Predictions of recovery are everywhere in Nevada. They’d better come true, because the state’s rainy day fund (formally called the Account to Stabilize the Operation of State Government), is now empty. It was cleaned out and spent in the last week of the legislative session.

“There is currently no money in the rainy day fund,” said legislative fiscal expert Mark Krmpotic. “There was $28 million until recently. It is not anticipated to be replenished at any time over the next two years.”

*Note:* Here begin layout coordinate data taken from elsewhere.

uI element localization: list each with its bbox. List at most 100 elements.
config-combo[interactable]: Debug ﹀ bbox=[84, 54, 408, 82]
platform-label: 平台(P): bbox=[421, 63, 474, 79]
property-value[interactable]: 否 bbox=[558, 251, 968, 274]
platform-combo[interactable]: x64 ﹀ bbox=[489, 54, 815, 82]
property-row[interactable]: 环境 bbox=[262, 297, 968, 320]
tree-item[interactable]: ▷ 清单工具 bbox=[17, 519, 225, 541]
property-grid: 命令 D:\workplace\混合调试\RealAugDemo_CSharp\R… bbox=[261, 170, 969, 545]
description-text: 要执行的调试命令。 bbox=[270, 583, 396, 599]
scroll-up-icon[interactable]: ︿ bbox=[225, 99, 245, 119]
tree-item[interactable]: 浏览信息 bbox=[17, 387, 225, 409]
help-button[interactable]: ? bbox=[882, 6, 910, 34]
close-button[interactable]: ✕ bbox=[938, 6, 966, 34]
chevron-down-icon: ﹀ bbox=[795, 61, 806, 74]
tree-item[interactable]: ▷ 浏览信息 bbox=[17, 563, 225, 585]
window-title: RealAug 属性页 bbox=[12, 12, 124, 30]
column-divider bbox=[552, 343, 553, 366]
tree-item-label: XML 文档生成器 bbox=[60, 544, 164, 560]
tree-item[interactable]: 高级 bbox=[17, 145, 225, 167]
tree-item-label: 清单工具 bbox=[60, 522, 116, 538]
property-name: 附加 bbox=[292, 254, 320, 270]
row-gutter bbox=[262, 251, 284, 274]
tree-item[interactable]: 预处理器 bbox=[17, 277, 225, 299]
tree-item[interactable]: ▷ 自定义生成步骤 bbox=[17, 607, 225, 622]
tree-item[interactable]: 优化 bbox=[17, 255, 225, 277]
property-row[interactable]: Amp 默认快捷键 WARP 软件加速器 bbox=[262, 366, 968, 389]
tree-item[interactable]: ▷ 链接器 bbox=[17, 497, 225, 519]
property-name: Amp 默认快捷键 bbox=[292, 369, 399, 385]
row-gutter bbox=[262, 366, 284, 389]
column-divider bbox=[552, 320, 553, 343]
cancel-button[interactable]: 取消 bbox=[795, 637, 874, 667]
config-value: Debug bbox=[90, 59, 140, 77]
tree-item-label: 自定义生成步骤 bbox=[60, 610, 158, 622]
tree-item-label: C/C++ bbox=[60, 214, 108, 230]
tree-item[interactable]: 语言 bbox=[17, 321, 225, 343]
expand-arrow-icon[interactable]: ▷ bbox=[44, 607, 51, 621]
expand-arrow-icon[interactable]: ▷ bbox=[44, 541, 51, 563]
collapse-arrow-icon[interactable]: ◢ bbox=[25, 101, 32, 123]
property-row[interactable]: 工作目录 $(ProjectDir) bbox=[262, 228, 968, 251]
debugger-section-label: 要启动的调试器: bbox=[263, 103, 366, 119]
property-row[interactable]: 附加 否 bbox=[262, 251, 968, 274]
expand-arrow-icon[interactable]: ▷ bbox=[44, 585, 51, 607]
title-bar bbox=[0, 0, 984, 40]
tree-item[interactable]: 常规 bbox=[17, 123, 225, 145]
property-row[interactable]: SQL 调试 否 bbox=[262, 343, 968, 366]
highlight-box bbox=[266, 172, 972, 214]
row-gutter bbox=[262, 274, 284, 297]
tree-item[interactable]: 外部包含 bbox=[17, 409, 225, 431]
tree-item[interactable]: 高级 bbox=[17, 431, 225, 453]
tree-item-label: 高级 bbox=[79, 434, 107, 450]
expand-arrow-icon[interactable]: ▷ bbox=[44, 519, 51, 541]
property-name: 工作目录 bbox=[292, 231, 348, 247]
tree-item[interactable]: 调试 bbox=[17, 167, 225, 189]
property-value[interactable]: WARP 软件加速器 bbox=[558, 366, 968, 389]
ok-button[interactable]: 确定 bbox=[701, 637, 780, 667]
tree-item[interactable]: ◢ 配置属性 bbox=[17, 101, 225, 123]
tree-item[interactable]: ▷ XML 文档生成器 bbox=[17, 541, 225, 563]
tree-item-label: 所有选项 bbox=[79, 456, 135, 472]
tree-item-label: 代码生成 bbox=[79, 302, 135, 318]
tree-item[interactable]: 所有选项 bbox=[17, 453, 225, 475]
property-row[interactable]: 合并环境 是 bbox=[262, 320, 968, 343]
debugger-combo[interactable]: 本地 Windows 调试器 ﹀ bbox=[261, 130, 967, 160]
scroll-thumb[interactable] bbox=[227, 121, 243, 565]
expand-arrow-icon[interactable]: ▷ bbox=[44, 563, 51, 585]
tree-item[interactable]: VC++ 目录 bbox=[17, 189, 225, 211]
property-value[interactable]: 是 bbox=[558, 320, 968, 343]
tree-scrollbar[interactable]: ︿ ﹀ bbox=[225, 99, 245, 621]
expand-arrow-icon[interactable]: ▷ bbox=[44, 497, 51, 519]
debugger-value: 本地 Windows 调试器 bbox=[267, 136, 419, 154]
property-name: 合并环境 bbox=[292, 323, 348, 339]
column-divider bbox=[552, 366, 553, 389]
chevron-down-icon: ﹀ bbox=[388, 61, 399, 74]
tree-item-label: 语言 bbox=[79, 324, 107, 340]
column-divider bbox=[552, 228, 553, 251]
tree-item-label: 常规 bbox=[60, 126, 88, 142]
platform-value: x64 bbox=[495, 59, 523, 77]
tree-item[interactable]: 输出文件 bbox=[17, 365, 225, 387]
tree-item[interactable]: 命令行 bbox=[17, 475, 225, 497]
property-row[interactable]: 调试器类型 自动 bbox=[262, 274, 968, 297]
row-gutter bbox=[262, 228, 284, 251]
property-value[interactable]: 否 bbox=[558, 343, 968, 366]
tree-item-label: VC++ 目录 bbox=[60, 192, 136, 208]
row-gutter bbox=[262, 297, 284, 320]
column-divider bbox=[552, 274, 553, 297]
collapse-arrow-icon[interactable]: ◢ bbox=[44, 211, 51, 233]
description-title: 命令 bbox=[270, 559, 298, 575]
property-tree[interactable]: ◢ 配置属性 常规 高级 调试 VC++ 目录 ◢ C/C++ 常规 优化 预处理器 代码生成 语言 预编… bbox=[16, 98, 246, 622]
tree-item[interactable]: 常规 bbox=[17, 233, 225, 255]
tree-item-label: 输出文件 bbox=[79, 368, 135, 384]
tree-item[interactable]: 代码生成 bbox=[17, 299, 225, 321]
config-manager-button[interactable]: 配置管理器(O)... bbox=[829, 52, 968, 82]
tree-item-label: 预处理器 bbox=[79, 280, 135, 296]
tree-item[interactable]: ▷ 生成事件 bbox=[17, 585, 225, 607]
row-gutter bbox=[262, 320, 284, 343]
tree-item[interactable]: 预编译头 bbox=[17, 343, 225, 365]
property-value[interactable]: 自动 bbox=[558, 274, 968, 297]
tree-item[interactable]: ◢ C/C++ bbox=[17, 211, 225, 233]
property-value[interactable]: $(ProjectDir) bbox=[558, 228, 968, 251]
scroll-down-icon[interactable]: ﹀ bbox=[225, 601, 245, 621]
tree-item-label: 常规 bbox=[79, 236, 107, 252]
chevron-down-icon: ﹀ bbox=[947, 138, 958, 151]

There are some legal triggers in statute that could start money flowing into the fund, but they are not expected to trip. Vilardo said more of the time legislators spent on forming the new tax program was devoted to making sure the state would be relying on “stable” revenue sources. They better be, because there’s not much of a cushion.

Still waters

As drought has become a steadily more serious problem in Nevada, Gov. Sandoval has been a relatively passive figure, using media events like a news conference on the dry floor of Washoe Lake to appoint a panel. He did not speak the words “drought” or “water” during his message to the Legislature.

Sandoval’s relative lassitude on the drought has contrasted sharply with that of California Gov. Jerry Brown, who has been cracking down on water use and whose actions are keeping the topic front and center—something Sandoval’s appointments of people and panels have not been able to do.

“I feel like we are way ahead of them,” Sandoval said of the Golden State. “What California is doing, we have been doing for years.” But he has also said Nevada law does not give him the kind of powers Brown wields (“How dry,” RN&R, Jan. 23, 2014). Yet the drought has been around for more than three years, and he did not seek increased authority from either the 2013 or 2015 legislatures.

It seems odd in the nation’s driest state, but water planning has often been treated as a luxury. During a previous recession, Gov. Kenny Guinn shut down the state water planner’s office, though the state was not that distant from the serious late 1980s-early 1990s drought. He said the office’s functions could be absorbed by other employees. But in a desert state, there is something to be said for keeping the problem of water visible with an office devoted solely to that.

Many northern Nevadans were startled in December by a long Reno Gazette-Journal story that described how little the state does in the field (“Nevada—the driest state—has no statewide water plan,” RGJ, Dec. 28). Not surprisingly, that same article found other intermountain states were much further along than Nevada in their water planning.

Many of the issues dealt with, or not dealt with, by the 2015 Nevada Legislature demonstrate how difficult it is for lawmakers to handle more than maintenance of government. Matters like the service tax and drought are as much concepts as anything else, and concepts require time. Figuring out an agency’s travel budget is relatively easy. Figuring out what its functions and authority should be takes longer. The Legislature meets only every other year and then only for 120 days, more or less.

The lawmakers can, and do, conduct “interim” studies of problems between legislative sessions. Those study committees then report back to the next legislature with recommendations for legislation. But only the members of those committees are then familiar with the topic under consideration. When the Legislature comes back into session, most members then have to be brought up to speed on what the study committees learned. But that’s not the same as learning it themselves. Their recommendations must go through the regular legislative process—committee meetings and floor discussions. The entire legislature ends up studying in a few days what the interim committee members studied over a year and a half.

This all happened before the 120-day limit was imposed on legislative sessions in 1998, but they previously had more time to grapple in session with the issues. The best that can be said about today’s Nevada legislative system is that it doesn’t work very well. Part of the reason is that legislators aren’t trusted to do their jobs.